In den letzten Jahren war auf der Marke Oreo jedoch ein Trend zu erkennen, den man gut oder schlecht bewerten kann, ein krampfhaftes Verlangen nach Diversität - Sie kennen es wahrscheinlich alle, Oreo gibt es mittlerweile in gefühlten siebenundsvierzig Varianten, die alle verschiedene Elemente des Oreo-kekses in den Fokus stellen, diesem neue hinzufügen oder gar wieder welche wegnehmen. Dabei sind gewiss nicht alle davon schlecht, das empfindliche Gefüge des Originals hat für mich aber noch keine davon erreicht, und diese Vielfalt drückt für mich Unsicherheit aus. Mondelez International, der vertreibende Konzern, scheint sich mir nicht sicher zu sein, wo die großen Stärken seines Kekses liegen, scheint noch immer zu experimentieren. Sehen wir uns einige der Produkte genauer an. 


Da haben wir eine von vielen bevorzugten Varianten, den Oreo Double, der mit der doppelten Menge an Vanillecreme zu gleichbleibendem Keks aufwartet. Für mich zu süß. Dann gibt es den Gegenentwurf, Crispy&Thin, was einfach nur sehr dünne Oreo-kekse sind, und das funktioniert für mich alleine schon deswegen nicht, weil sich das Verspeisen anfühlt, als hätte man eine Packung Pringles in der Hand, abgesehen davon, dass man hier einfach nur Geld für weniger vom gleichen Produkt zahlt. Obskur. Interessanter sind da die Oreo White, welche mit weißer Schokolade ummantelte Oreo-kekse darstellen. Mir läuft schon das Wasser im Mund zusammen, wenn ich nur darüber schreibe, und so ging es mir auch, als ich zum ersten Mal davon gehört habe. Und ja, diese Kekse sind unglaublich köstlich, aber auch unfassbar süß. Während der klassische Oreo-keks seine Stärke daraus zieht, nicht so erschöpfend süß zu sein wie andere Kekse, schafft man von den Weißen in der Regel nicht mehr als 2-3 am Stück. Also nett für besondere Anlässe, mehr aber nicht. Oreo Golden hat es auf die Spitze getrieben, und dem schwarzen Produkt schlichtweg seinen ikonischen Keks entzogen, um ihn gegen einen hellen auszutauschen.
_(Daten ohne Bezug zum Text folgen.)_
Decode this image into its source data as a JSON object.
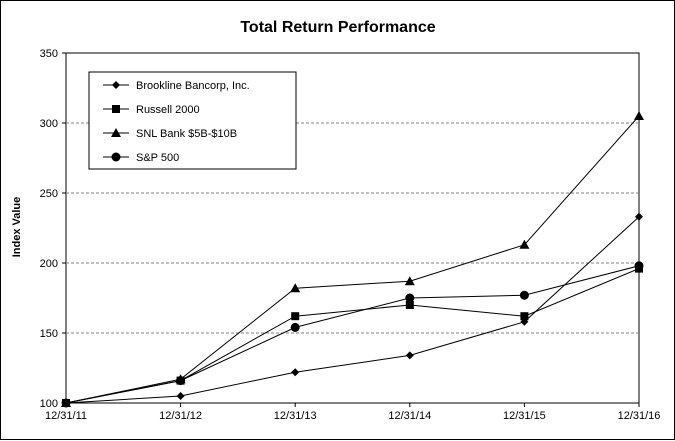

Wie auch ich sollten Sie jetzt meinen, heller Keks mit Vanillecream schmeckt wie jeder zweite Gebäckbatzen aus Bettinas Bäckerei, aber nein, der Zauber von Oreo liegt auch hier noch im Rezept, und so bietet diese helle Variante die für mich bisher einzige, annehmbare Alternative zum Klassiker an. Geschmacksrichtungen wie Strawbeery, Brownie oder Peanutbutter sind kurzweilige Spielereien, aber nichts, das dauerhaft bestand hätte.


Und wenn wir von den Keksen weggehen - Dann erblicken wir Erfolgsgeschichten. Denn auf diesen Märkten hat man nicht mehr versucht, das eigene Spitzenprodukt zu übertrumpfen, sondern dieses sinnvoll umgewandelt. Oreo-Eis ist in jeder Form ein Hochgenuss, der sich vor allem dadurch auszeichnet, dass er auch frisch aus der Tiefkühltruhe zartweich auf der Zunge zergeht. Der Oreo-Pudding schmeckt besser als vergleichbare Lizenzprodukte, und die Oreo-Torte, nun, die ist der aufsteigende Held, der die Benjamin Blümchen-Torte als langjähriges, herrschendes Königsgeschlecht der Tiefkühltruhe abgelöst hat, und einen dazu bringt, sich in sie hineinschmeißen zu wollen. Würde ich morgen im Lotto gewinnen, würde ich armen, hungernden Menschen kein Brot spenden, sondern Oreo-Torten. Wenn sie endlich etwas zu essen bekommen, dann doch bitte gleich das Beste vom Besten… ehe sie zwei Wochen später an Herzversagen dahingerafft werden. Aber das ist dann ja nicht mehr mein Problem.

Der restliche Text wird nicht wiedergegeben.